Avec toute mon énergie, je lui crachai dessus et vis avec satisfaction le mollard glisser sur son cou. Il leva la main et me frappa de nouveau. Je reculai brusquement, en entendant mais sans sentir le coup sec que produisit ma tête lorsqu’elle heurta le mur. Il mit une main sur le col de ma robe et l’arracha, puis posa ses lèvres sur les miennes. Je le mordis bien fort et sentis le sang. Je l’entendis hurler et, une fois de plus, il s’ensuivit une explosion de douleur lorsqu’il me frappa.
Je perçus un bruit de pas dans l’escalier. Rees se détacha de moi et disparut. Alors qu’il montait les marches en courant, deux femmes descendirent et passèrent devant moi sans me parler.
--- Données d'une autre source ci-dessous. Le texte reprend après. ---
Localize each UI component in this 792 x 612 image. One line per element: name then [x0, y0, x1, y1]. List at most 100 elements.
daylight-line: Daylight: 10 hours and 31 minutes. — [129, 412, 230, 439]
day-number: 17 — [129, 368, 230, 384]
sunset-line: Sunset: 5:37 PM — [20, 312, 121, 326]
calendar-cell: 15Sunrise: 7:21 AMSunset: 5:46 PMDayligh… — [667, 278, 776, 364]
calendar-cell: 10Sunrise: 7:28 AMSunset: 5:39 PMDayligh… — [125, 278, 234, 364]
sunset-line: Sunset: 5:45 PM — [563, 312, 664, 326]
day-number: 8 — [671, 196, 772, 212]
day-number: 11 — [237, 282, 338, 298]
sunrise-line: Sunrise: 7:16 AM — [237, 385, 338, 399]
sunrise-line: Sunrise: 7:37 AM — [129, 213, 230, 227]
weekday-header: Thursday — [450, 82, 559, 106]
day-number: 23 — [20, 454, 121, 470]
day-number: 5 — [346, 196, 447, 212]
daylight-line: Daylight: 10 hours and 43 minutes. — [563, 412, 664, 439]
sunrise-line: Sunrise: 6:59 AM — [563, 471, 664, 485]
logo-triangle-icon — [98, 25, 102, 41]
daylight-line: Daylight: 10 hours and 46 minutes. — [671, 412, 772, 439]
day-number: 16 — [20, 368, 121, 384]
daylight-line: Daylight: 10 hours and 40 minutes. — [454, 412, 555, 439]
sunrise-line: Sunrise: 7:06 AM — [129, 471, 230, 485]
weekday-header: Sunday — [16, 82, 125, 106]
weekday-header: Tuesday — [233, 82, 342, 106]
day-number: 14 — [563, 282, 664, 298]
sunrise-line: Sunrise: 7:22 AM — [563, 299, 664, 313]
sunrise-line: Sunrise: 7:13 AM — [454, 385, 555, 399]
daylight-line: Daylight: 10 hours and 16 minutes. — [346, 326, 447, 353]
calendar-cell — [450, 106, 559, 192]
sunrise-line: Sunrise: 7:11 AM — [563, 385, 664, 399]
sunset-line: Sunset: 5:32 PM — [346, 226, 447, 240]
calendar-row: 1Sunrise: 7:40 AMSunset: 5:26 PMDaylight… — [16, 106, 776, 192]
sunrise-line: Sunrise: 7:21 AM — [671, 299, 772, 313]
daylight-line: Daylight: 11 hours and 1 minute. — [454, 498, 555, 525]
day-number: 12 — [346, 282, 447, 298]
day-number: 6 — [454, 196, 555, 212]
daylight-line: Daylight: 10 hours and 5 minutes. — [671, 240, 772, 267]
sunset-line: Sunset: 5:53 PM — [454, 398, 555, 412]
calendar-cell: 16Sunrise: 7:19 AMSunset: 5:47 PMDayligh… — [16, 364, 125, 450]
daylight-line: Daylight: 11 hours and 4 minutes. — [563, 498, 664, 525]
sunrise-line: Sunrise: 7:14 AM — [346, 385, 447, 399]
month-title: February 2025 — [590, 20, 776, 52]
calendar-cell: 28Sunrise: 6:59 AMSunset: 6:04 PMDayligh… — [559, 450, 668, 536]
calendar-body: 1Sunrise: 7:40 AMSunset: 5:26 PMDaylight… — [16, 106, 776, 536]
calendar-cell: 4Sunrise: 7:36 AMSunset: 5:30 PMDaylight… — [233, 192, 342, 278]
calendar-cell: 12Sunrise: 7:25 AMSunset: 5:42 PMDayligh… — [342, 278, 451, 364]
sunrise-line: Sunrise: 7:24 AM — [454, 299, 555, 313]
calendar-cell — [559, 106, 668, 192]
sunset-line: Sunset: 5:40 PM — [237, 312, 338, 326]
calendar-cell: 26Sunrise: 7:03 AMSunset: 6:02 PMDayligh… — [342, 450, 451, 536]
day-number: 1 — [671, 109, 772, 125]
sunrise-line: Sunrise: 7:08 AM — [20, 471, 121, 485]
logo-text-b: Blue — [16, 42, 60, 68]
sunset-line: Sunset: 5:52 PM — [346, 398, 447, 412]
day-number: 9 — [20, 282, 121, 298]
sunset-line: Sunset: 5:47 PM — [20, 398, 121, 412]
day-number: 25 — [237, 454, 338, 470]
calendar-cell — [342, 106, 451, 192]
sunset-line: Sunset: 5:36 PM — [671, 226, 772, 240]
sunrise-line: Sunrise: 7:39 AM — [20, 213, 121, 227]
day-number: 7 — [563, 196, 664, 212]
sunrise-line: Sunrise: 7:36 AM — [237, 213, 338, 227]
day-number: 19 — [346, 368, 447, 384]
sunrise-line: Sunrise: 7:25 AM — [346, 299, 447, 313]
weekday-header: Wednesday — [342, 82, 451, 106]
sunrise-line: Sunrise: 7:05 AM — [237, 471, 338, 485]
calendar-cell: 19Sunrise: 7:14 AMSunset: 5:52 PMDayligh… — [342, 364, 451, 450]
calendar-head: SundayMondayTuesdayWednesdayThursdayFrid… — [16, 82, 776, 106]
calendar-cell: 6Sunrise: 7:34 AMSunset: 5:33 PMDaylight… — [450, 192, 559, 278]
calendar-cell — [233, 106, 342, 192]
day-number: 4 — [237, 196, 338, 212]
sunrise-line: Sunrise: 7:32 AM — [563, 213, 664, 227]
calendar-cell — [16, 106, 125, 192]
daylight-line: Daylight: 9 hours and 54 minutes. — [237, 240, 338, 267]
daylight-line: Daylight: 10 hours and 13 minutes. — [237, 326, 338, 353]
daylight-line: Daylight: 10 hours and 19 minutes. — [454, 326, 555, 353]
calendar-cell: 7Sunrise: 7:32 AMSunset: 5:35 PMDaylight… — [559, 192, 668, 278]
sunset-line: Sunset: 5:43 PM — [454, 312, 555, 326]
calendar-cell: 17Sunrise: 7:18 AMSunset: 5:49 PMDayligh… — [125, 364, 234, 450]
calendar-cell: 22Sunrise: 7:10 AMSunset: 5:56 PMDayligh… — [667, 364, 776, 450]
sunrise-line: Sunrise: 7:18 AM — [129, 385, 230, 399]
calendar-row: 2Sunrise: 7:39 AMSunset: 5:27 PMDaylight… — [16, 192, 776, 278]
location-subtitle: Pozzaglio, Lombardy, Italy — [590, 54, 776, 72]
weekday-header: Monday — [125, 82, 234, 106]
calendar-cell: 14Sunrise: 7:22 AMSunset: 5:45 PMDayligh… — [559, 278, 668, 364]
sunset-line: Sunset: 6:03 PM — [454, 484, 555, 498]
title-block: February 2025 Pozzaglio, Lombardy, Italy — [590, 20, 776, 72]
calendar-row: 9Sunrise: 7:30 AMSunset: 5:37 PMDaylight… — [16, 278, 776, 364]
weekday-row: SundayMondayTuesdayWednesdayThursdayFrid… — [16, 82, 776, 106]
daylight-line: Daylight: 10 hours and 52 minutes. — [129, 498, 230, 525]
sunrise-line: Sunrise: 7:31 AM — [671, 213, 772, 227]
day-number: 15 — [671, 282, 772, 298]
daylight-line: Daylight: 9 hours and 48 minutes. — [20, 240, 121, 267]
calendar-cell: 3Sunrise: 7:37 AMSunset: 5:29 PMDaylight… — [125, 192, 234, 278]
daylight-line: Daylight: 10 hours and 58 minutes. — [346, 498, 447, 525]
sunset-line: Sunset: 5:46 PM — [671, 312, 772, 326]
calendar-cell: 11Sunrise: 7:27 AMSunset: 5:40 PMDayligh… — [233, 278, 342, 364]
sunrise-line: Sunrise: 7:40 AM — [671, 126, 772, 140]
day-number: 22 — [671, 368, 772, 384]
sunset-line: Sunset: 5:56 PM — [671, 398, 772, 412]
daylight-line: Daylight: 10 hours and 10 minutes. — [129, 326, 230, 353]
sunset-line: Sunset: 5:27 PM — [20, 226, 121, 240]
Elles ne semblèrent pas me voir, recroquevillée.
Mes jambes tremblaient et mon cœur battait si fort que l’espace de quelques minutes je ne pus me résoudre à bouger. Je restai adossée au mur et écoutai le bruit de mon souffle. Puis quelqu’un tira la chasse dans les toilettes. Je me forçai à remonter les marches, à sortir dans les lumières vives et les rires du bar, avant de retrouver les rues obscures.